Tuesday, May 11, 2021

Rosewill TYRFING Tower Case layout

The project is moving along and I'm already assembling items for the next one, well, during these pandemic times we have to do something to keep our minds, and hands, busy. 

A few more photos of the current project, the first showing the Rosewill case, which is a bit of a monster.

A good example of waiting for the right moment, I bought this on the black Friday weekend, it was half price if I recall, thirty-five bucks and it was bought "because it was so cheap" for some future project, and here, six months or so later, it is the current project.

Amazingly at the price, it came with two 120mm pre-installed fans, front and rear, although the downside to those fans is that they are three pin connectors. The three pin fans are voltage variable speed and the preferred four pin allow for greater fan speed control and can be quieter at idle, how they do that exactly is lost on me, so four legs good, three legs bad (Animal Farm reference there).

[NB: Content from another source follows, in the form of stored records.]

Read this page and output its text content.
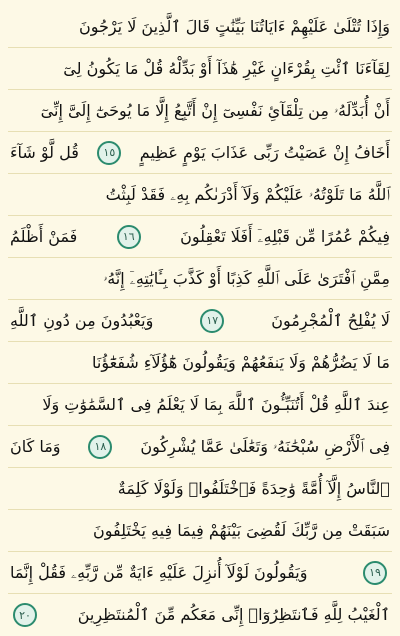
وَإِذَا تُتْلَىٰ عَلَيْهِمْ ءَايَاتُنَا بَيِّنَٰتٍ قَالَ ٱلَّذِينَ لَا يَرْجُونَ
لِقَآءَنَا ٱئْتِ بِقُرْءَانٍ غَيْرِ هَٰذَآ أَوْ بَدِّلْهُ قُلْ مَا يَكُونُ لِىٓ
أَنْ أُبَدِّلَهُۥ مِن تِلْقَآئِ نَفْسِىٓ إِنْ أَتَّبِعُ إِلَّا مَا يُوحَىٰٓ إِلَىَّ إِنِّىٓ
أَخَافُ إِنْ عَصَيْتُ رَبِّى عَذَابَ يَوْمٍ عَظِيمٍ
١٥
قُل لَّوْ شَآءَ
ٱللَّهُ مَا تَلَوْتُهُۥ عَلَيْكُمْ وَلَآ أَدْرَىٰكُم بِهِۦ فَقَدْ لَبِثْتُ
فِيكُمْ عُمُرًا مِّن قَبْلِهِۦٓ أَفَلَا تَعْقِلُونَ
١٦
فَمَنْ أَظْلَمُ
مِمَّنِ ٱفْتَرَىٰ عَلَى ٱللَّهِ كَذِبًا أَوْ كَذَّبَ بِـَٔايَٰتِهِۦٓ إِنَّهُۥ
لَا يُفْلِحُ ٱلْمُجْرِمُونَ
١٧
وَيَعْبُدُونَ مِن دُونِ ٱللَّهِ
مَا لَا يَضُرُّهُمْ وَلَا يَنفَعُهُمْ وَيَقُولُونَ هَٰٓؤُلَآءِ شُفَعَٰٓؤُنَا
عِندَ ٱللَّهِ قُلْ أَتُنَبِّـُٔونَ ٱللَّهَ بِمَا لَا يَعْلَمُ فِى ٱلسَّمَٰوَٰتِ وَلَا
فِى ٱلْأَرْضِ سُبْحَٰنَهُۥ وَتَعَٰلَىٰ عَمَّا يُشْرِكُونَ
١٨
وَمَا كَانَ
ٱلنَّاسُ إِلَّآ أُمَّةً وَٰحِدَةً فَٱخْتَلَفُوا۟ وَلَوْلَا كَلِمَةٌ
سَبَقَتْ مِن رَّبِّكَ لَقُضِىَ بَيْنَهُمْ فِيمَا فِيهِ يَخْتَلِفُونَ
١٩
وَيَقُولُونَ لَوْلَآ أُنزِلَ عَلَيْهِ ءَايَةٌ مِّن رَّبِّهِۦ فَقُلْ إِنَّمَا
ٱلْغَيْبُ لِلَّهِ فَٱنتَظِرُوٓا۟ إِنِّى مَعَكُم مِّنَ ٱلْمُنتَظِرِينَ
٢٠
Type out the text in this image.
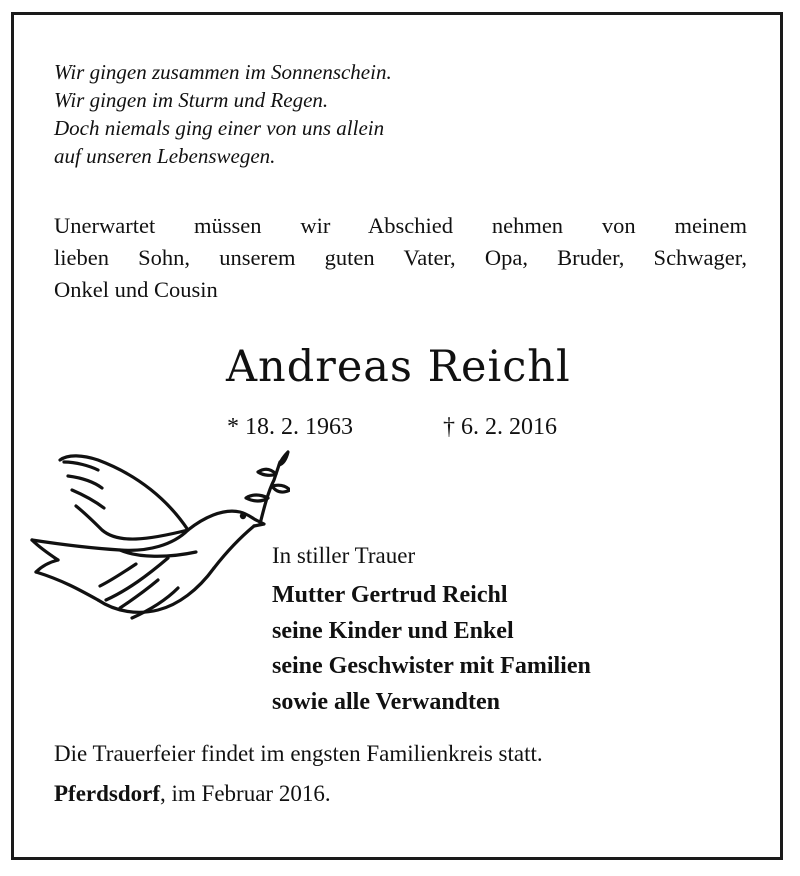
Wir gingen zusammen im Sonnenschein.
Wir gingen im Sturm und Regen.
Doch niemals ging einer von uns allein
auf unseren Lebenswegen.
Unerwartet müssen wir Abschied nehmen von meinem
lieben Sohn, unserem guten Vater, Opa, Bruder, Schwager,
Onkel und Cousin
Andreas Reichl
* 18. 2. 1963	† 6. 2. 2016
In stiller Trauer
Mutter Gertrud Reichl
seine Kinder und Enkel
seine Geschwister mit Familien
sowie alle Verwandten
Die Trauerfeier findet im engsten Familienkreis statt.
Pferdsdorf, im Februar 2016.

The case is big enough for the Gigabyte ATX (30.5cm x 19.0cm) motherboard and has probably too many expansion options. As with most modern cases nowadays, it has power supply mounting at the bottom and both side panels are removable for access and cable management. I've already noticed a flaw in my cable management from the above photo as I have tied the front USB 3.0 cable to the front panel cables right where the graphics card will be, ah well, an easy fix and another cable tie bites the dust.

I suspect the large case format is going the way of the dodo, hence the low price, as more and more computers are being built with mini-ATX and micro-ATX motherboards, M.2 SATA and NVME drives and in reality, the only thing keeping computers physically large are the monstrous graphics cards.

The need for those six hard drive and DVD bays at the front is going away, but as can be seen from the above photo, the gap in the middle is required for the long graphics cards, and apparently, this case can handle a 400mm long card.

You will notice that the side panel has a window into the workings of the PC, and this is for the ridiculous trend of turning computers into little disco boxes via RGB lighting. That's my old man's opinion though, being an old tech geezer I can be grumpy about sparkling things that the young ones love. 

The next blog entry will see the graphics card and SSD installation, and that, as they say, will be that.